Secondo quanto ricostruito dagli investigatori, la sera dell’8 maggio nei giardini pubblici cittadini sarebbe scoppiata una violenta colluttazione tra sei persone, culminata con la morte del 38enne. L’uomo venne colpito al petto con un cacciavite: la ferita, che interessò il ventricolo sinistro del cuore, spiega la Procura, si rivelò fatale nonostante il tempestivo trasporto all’ospedale di Prato e i tentativi dei sanitari di salvarlo. Nel corso della rissa un altro giovane, ventiduenne, riportò un trauma cranico con tumefazioni alla regione orbitaria destra e al naso.

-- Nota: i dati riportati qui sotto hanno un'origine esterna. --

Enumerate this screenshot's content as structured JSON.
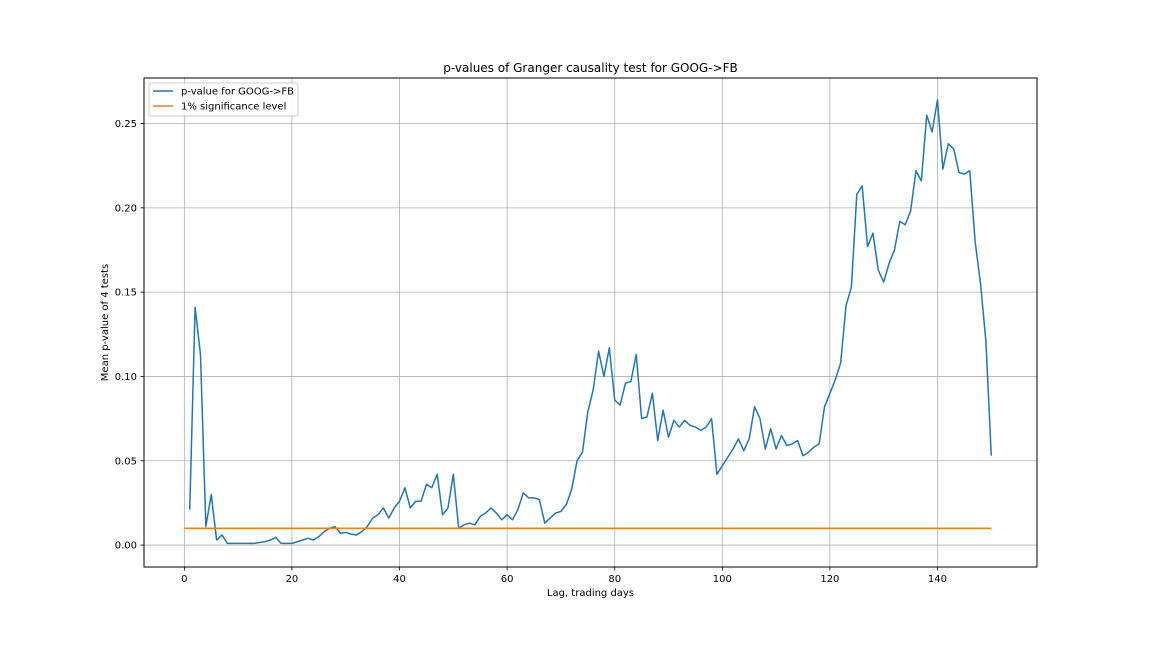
{
  "chart_data": {
    "type": "line",
    "title": "p-values of Granger causality test for GOOG->FB",
    "xlabel": "Lag, trading days",
    "ylabel": "Mean p-value of 4 tests",
    "xlim": [
      -7.5,
      158.5
    ],
    "ylim": [
      -0.013,
      0.277
    ],
    "xticks": [
      0,
      20,
      40,
      60,
      80,
      100,
      120,
      140
    ],
    "yticks": [
      0.0,
      0.05,
      0.1,
      0.15,
      0.2,
      0.25
    ],
    "ytick_labels": [
      "0.00",
      "0.05",
      "0.10",
      "0.15",
      "0.20",
      "0.25"
    ],
    "grid": true,
    "legend_position": "top-left",
    "colors": {
      "series_0": "#1f77b4",
      "series_1": "#ff7f0e"
    },
    "series": [
      {
        "name": "p-value for GOOG->FB",
        "x": [
          1,
          2,
          3,
          4,
          5,
          6,
          7,
          8,
          9,
          10,
          11,
          12,
          13,
          14,
          15,
          16,
          17,
          18,
          19,
          20,
          21,
          22,
          23,
          24,
          25,
          26,
          27,
          28,
          29,
          30,
          31,
          32,
          33,
          34,
          35,
          36,
          37,
          38,
          39,
          40,
          41,
          42,
          43,
          44,
          45,
          46,
          47,
          48,
          49,
          50,
          51,
          52,
          53,
          54,
          55,
          56,
          57,
          58,
          59,
          60,
          61,
          62,
          63,
          64,
          65,
          66,
          67,
          68,
          69,
          70,
          71,
          72,
          73,
          74,
          75,
          76,
          77,
          78,
          79,
          80,
          81,
          82,
          83,
          84,
          85,
          86,
          87,
          88,
          89,
          90,
          91,
          92,
          93,
          94,
          95,
          96,
          97,
          98,
          99,
          100,
          101,
          102,
          103,
          104,
          105,
          106,
          107,
          108,
          109,
          110,
          111,
          112,
          113,
          114,
          115,
          116,
          117,
          118,
          119,
          120,
          121,
          122,
          123,
          124,
          125,
          126,
          127,
          128,
          129,
          130,
          131,
          132,
          133,
          134,
          135,
          136,
          137,
          138,
          139,
          140,
          141,
          142,
          143,
          144,
          145,
          146,
          147,
          148,
          149,
          150
        ],
        "y": [
          0.021,
          0.141,
          0.113,
          0.011,
          0.03,
          0.003,
          0.006,
          0.001,
          0.001,
          0.001,
          0.001,
          0.001,
          0.001,
          0.0015,
          0.002,
          0.003,
          0.0045,
          0.001,
          0.001,
          0.001,
          0.002,
          0.003,
          0.004,
          0.003,
          0.005,
          0.008,
          0.01,
          0.011,
          0.007,
          0.0075,
          0.0065,
          0.006,
          0.008,
          0.011,
          0.016,
          0.018,
          0.022,
          0.016,
          0.022,
          0.026,
          0.034,
          0.022,
          0.026,
          0.026,
          0.036,
          0.034,
          0.042,
          0.018,
          0.022,
          0.042,
          0.01,
          0.012,
          0.013,
          0.012,
          0.017,
          0.019,
          0.022,
          0.019,
          0.015,
          0.018,
          0.015,
          0.021,
          0.031,
          0.028,
          0.028,
          0.027,
          0.013,
          0.016,
          0.019,
          0.02,
          0.024,
          0.033,
          0.05,
          0.055,
          0.079,
          0.092,
          0.115,
          0.1,
          0.117,
          0.086,
          0.083,
          0.096,
          0.097,
          0.113,
          0.075,
          0.076,
          0.09,
          0.062,
          0.08,
          0.064,
          0.074,
          0.07,
          0.074,
          0.071,
          0.07,
          0.068,
          0.07,
          0.075,
          0.042,
          0.047,
          0.052,
          0.057,
          0.063,
          0.056,
          0.063,
          0.082,
          0.075,
          0.057,
          0.069,
          0.057,
          0.065,
          0.059,
          0.06,
          0.062,
          0.053,
          0.055,
          0.058,
          0.06,
          0.082,
          0.09,
          0.098,
          0.108,
          0.142,
          0.153,
          0.208,
          0.213,
          0.177,
          0.185,
          0.163,
          0.156,
          0.167,
          0.175,
          0.192,
          0.19,
          0.198,
          0.222,
          0.216,
          0.255,
          0.245,
          0.264,
          0.223,
          0.238,
          0.235,
          0.221,
          0.22,
          0.222,
          0.18,
          0.155,
          0.121,
          0.053
        ]
      },
      {
        "name": "1% significance level",
        "x": [
          0,
          150
        ],
        "y": [
          0.01,
          0.01
        ]
      }
    ]
  }
}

Le indagini hanno accertato che allo scontro si sarebbero contrapposti due gruppi di connazionali. Da una parte due giovani, armati di un cacciavite e di un taglierino; dall’altra quattro persone, tra cui la vittima, che annoverava precedenti per rapina. In una nota della procura di Prato si evidenzia che secondo il giudice che ha emesso il provvedimento nei confronti dei quattro giovani, all’origine della violenza vi sarebbero state rivalità, provocazioni e dinamiche di supremazia territoriale tra gruppi giovanili, maturate in un contesto di marginalità sociale e conflittualità relazionale.